Hari ini, satu tahun yang lalu, bahkan aku masih ingat percakapannya. |
Akhirnya, aku ingin mengurai pelan-pelan melalui tulisan ini. Agar lebih lega dan siapa tahu aku bisa menang menaklukkan bab sabar dan ikhlas.
Bapak,
Setelah flash back lagi, ternyata tanpa sadar aku selalu menyelipkan Bapak di setiap keputusanku. Saat aku galau-galaunya lulus kuliah, mau kuliah lagi atau lanjut kerja, Bapak cuma bilang "Kerja dulu saja, Ndhuk, cari pengalaman". Tanpa babibu, aku menyimpan formulir pendaftaran S-2 dan mengemas baju ke dalam koper untuk ikut ke Jakarta. Untuk mencari kerja. Waktu itu aku sudah menjalani hari pertama ujian TPA di pasca UNS, dan Minggu depannya ujian di UGM. Dua-duanya aku tinggalkan tanpa kuteruskan. Kalau dipikir-pikir sekarang, kenapa dulu ga nyobain dulu sampai selesai? Nego sama Bapak buat kuliah lagi?
Saat aku menyadari mimpi buat kuliah lagi, aku memutuskan buat pulang, padahal saat itu aku jatuh cinta setengah mati sama Jakarta dan ingin berkarir disana. Aku memilih Solo biar bisa dekat sama kamu, Pak.
Memilih pekerjaan, scope wilayahnya sudah aku sortir jadi Solo-Klaten-Jogja kayak bis Mira. Padahal Bapak tahu, mimpiku dulu pengen jadi diplomat keliling dunia.
Membeli rumah, aku dan suami survey HANYA sekali dan langsung jatuh hati. Hanya karena di ujung jalan dibangun mushola yang bisa Bapak dan ibu pakai untuk jamaah saat ikut dengan kami tinggal di Solo *cryyyyyyyyyyyy*.
Dan saat aku memutuskan beli mobil, trus pengin belajar nyetir sendiri, itu juga karena pengen bisa nganterin Bapak sama Ibu kemana-mana. Nganter check up leluasa, nganter makan keluar kalau lagi nggak selera makan. Sesederhana itu, Pak. Padahal sebelumnya aku gagal berkali-kali belajar nyetir dan lebih nyaman naik kereta atau naik motor. Dan saat ini, aku mati-matian menata hati kalau mau belajar nyetir mobil. Karena pasti aku inget lagi sama Bapak.

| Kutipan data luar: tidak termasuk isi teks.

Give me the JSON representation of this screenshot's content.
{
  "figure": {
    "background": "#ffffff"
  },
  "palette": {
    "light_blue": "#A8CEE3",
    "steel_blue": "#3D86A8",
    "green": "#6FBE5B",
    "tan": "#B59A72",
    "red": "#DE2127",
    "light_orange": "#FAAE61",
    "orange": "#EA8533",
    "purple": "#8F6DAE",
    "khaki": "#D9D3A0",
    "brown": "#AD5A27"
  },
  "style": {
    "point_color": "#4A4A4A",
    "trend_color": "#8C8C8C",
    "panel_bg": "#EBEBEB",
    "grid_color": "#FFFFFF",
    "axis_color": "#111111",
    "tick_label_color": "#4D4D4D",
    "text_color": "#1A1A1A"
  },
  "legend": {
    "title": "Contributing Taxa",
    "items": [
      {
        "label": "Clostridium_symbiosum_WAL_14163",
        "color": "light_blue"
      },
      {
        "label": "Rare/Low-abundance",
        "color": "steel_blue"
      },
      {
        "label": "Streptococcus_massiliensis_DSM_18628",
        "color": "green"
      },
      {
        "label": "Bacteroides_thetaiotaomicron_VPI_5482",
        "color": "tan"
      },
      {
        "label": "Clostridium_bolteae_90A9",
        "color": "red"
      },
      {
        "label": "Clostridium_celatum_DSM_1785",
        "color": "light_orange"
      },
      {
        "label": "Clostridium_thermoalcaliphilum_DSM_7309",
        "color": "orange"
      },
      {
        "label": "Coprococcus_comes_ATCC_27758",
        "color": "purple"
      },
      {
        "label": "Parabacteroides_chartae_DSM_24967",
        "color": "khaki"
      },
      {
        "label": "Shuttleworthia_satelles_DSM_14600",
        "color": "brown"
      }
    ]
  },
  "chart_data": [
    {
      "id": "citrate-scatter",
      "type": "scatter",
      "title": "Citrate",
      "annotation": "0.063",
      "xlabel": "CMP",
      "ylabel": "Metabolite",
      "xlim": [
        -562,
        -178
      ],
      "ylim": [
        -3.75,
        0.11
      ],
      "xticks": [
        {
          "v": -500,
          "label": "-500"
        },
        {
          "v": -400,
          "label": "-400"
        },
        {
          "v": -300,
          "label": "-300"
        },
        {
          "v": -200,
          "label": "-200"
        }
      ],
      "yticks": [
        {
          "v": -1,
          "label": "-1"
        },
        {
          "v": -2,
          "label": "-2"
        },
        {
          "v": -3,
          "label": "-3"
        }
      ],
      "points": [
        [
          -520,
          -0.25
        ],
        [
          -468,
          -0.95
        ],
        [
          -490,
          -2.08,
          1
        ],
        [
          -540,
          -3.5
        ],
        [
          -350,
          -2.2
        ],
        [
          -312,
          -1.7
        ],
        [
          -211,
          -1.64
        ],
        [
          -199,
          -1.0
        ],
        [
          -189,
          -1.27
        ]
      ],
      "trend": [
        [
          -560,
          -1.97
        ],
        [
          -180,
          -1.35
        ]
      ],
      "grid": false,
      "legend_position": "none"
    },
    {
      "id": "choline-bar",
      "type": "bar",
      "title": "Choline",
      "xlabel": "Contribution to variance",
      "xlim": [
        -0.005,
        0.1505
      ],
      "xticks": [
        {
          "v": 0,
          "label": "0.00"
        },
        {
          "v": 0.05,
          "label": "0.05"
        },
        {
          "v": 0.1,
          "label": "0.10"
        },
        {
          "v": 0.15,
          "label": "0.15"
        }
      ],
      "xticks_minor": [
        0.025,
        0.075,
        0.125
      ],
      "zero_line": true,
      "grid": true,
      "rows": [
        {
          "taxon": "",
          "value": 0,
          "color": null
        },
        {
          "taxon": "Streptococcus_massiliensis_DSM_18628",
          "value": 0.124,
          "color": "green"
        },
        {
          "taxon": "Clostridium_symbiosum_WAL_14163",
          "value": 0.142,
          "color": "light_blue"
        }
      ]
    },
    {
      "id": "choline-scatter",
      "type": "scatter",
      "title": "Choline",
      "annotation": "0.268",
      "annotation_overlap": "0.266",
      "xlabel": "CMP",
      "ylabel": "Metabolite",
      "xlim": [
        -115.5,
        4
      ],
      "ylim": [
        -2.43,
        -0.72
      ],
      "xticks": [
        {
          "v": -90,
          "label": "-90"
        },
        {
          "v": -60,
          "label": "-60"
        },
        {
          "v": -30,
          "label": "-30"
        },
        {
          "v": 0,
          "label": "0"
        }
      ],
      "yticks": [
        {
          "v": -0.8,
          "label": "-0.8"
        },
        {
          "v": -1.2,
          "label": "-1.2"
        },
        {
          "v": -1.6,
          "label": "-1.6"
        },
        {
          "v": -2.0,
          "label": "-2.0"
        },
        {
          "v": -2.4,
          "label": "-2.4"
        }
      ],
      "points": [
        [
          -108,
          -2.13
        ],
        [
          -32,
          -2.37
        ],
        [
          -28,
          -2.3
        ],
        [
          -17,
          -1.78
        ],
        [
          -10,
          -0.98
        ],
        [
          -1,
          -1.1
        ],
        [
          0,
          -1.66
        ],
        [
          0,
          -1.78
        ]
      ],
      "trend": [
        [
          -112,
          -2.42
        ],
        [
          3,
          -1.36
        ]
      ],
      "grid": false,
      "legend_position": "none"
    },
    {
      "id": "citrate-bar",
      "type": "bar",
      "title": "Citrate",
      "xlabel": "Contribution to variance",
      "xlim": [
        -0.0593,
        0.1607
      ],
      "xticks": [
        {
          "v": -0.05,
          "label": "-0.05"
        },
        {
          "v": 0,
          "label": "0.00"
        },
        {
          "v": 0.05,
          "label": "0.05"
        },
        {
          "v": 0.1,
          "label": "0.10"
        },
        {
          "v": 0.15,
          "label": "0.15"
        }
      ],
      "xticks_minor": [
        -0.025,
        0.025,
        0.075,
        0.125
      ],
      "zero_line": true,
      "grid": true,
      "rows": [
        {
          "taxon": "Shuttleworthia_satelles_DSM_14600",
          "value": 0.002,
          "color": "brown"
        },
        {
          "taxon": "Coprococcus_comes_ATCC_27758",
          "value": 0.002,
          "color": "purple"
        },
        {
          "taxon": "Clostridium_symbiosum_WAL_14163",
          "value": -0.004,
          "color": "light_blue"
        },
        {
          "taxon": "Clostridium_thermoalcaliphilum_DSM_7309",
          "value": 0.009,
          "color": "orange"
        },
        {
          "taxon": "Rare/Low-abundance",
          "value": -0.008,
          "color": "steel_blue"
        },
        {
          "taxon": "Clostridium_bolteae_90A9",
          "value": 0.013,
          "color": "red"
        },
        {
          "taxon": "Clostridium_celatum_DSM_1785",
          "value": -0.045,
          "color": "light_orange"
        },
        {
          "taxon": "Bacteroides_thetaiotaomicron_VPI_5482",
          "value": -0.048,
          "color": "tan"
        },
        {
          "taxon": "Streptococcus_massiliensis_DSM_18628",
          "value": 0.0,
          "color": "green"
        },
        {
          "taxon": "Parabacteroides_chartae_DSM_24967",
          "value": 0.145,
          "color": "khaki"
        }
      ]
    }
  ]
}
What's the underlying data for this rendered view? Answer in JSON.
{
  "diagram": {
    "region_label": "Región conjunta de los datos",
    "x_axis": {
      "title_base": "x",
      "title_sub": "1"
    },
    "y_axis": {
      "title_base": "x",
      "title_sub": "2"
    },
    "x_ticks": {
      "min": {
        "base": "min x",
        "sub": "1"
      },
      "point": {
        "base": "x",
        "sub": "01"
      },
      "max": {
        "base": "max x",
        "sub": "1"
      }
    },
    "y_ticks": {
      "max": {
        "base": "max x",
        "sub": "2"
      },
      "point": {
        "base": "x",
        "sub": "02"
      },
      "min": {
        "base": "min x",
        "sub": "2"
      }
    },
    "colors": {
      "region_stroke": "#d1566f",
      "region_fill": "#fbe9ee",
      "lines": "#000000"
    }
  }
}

Ibu sesekali tergugu, karena setiap saat inget Bapak. Saat selera makan Ibu hilang, kemarin aku memutuskan untuk beli sop iga yang menurutmu lezatnya tiada dua. Kami datang rombongan saat sepi. Saat semua makanan tersaji, Ibu tergugu lagi. Aku menghela napas panjang lagi, menghampiri Ibu dan memeluknya tanpa bicara. Kami menangis bersama-sama sampai lega. Bukan karena kami tidak ikhlas, tapi dadaku benar-benar sesak sekali, Pak.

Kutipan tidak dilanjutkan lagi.